The cartel boss was extradited to the U.S. in January, but his organization remains active under the leadership of his sons, Iván Archivaldo and Alfredo, his brother Aureliano, and his old partner Ismael El Mayo Zambada.

The case of “El Chapo” is the most famous, but no less than 107 of the 122 most dangerous Mexican criminals have been killed or arrested in recent years. However, the violence and drug trafficking have not seen any decrease. Therefore, is clear that “the leaders are not as important for their operations as the government expects, the criminal organizations are fragmenting but do not disappear, and they enter into deadly conflicts until a new boss, or several, arises to replace the former,” according to a recent report by the American Congress Research Service (CRS).

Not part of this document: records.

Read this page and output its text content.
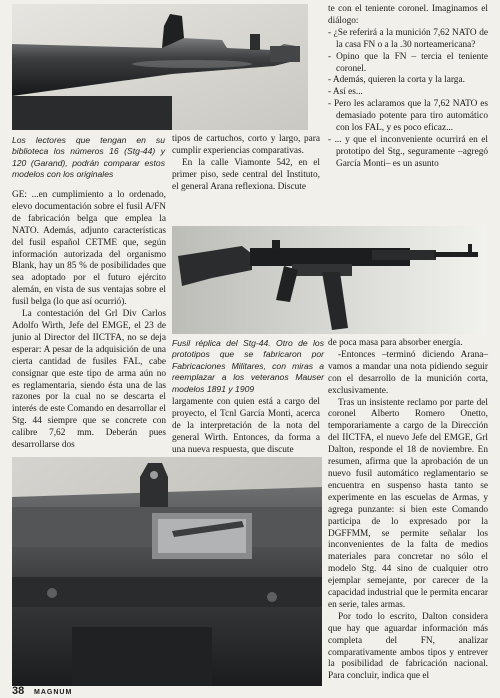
Los lectores que tengan en su biblioteca los números 16 (Stg-44) y 120 (Garand), podrán comparar estos modelos con los originales

GE: ...en cumplimiento a lo ordenado, elevo documentación sobre el fusil A/FN de fabricación belga que emplea la NATO. Además, adjunto características del fusil español CETME que, según información autorizada del organismo Blank, hay un 85 % de posibilidades que sea adoptado por el futuro ejército alemán, en vista de sus ventajas sobre el fusil belga (lo que así ocurrió).

La contestación del Grl Div Carlos Adolfo Wirth, Jefe del EMGE, el 23 de junio al Director del IICTFA, no se deja esperar: A pesar de la adquisición de una cierta cantidad de fusiles FAL, cabe consignar que este tipo de arma aún no es reglamentaria, siendo ésta una de las razones por la cual no se descarta el interés de este Comando en desarrollar el Stg. 44 siempre que se concrete con calibre 7,62 mm. Deberán pues desarrollarse dos

tipos de cartuchos, corto y largo, para cumplir experiencias comparativas.

En la calle Viamonte 542, en el primer piso, sede central del Instituto, el general Arana reflexiona. Discute

Fusil réplica del Stg-44. Otro de los prototipos que se fabricaron por Fabricaciones Militares, con miras a reemplazar a los veteranos Mauser modelos 1891 y 1909

largamente con quien está a cargo del proyecto, el Tcnl García Monti, acerca de la interpretación de la nota del general Wirth. Entonces, da forma a una nueva respuesta, que discute

te con el teniente coronel. Imaginamos el diálogo:

- ¿Se referirá a la munición 7,62 NATO de la casa FN o a la .30 norteamericana?

- Opino que la FN – tercia el teniente coronel.

- Además, quieren la corta y la larga.

- Así es...

- Pero les aclaramos que la 7,62 NATO es demasiado potente para tiro automático con los FAL, y es poco eficaz...

- ... y que el inconveniente ocurrirá en el prototipo del Stg., seguramente –agregó García Monti– es un asunto

de poca masa para absorber energía.

-Entonces –terminó diciendo Arana– vamos a mandar una nota pidiendo seguir con el desarrollo de la munición corta, exclusivamente.

Tras un insistente reclamo por parte del coronel Alberto Romero Onetto, temporariamente a cargo de la Dirección del IICTFA, el nuevo Jefe del EMGE, Grl Dalton, responde el 18 de noviembre. En resumen, afirma que la aprobación de un nuevo fusil automático reglamentario se encuentra en suspenso hasta tanto se experimente en las escuelas de Armas, y agrega punzante: si bien este Comando participa de lo expresado por la DGFFMM, se permite señalar los inconvenientes de la falta de medios materiales para concretar no sólo el modelo Stg. 44 sino de cualquier otro ejemplar semejante, por carecer de la capacidad industrial que le permita encarar en serie, tales armas.

Por todo lo escrito, Dalton considera que hay que aguardar información más completa del FN, analizar comparativamente ambos tipos y entrever la posibilidad de fabricación nacional. Para concluir, indica que el

38 MAGNUM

“The large hierarchical groups, such as the Medellín or Cali cartels in Colombia, are gone. Today, the leaders have realized that in order to survive they need not only to internationalize and associate with other groups, but also to divide themselves into cells,” Ricardo Ravelo, a Mexican journalist and expert in security and narcos, explained to il manifesto.

Peña’s preferred solution, based on the criminalization of drug use and the deployment of the armed forces, legitimized by the recent approval of a law that expands the functions of the military in the area of public safety, has only made the situation worse. “Faced with this situation, in which it is obvious that organized crime is undergoing a boom, the Peña government has done nothing,” Ravelo explains. “Without a clear plan to curb the violence, the country is moving toward becoming a ‘mafiocracy’ where organized crime can do everything it wants: impose candidates, finance election campaigns, do their business undisturbed, and enjoy full security and impunity.”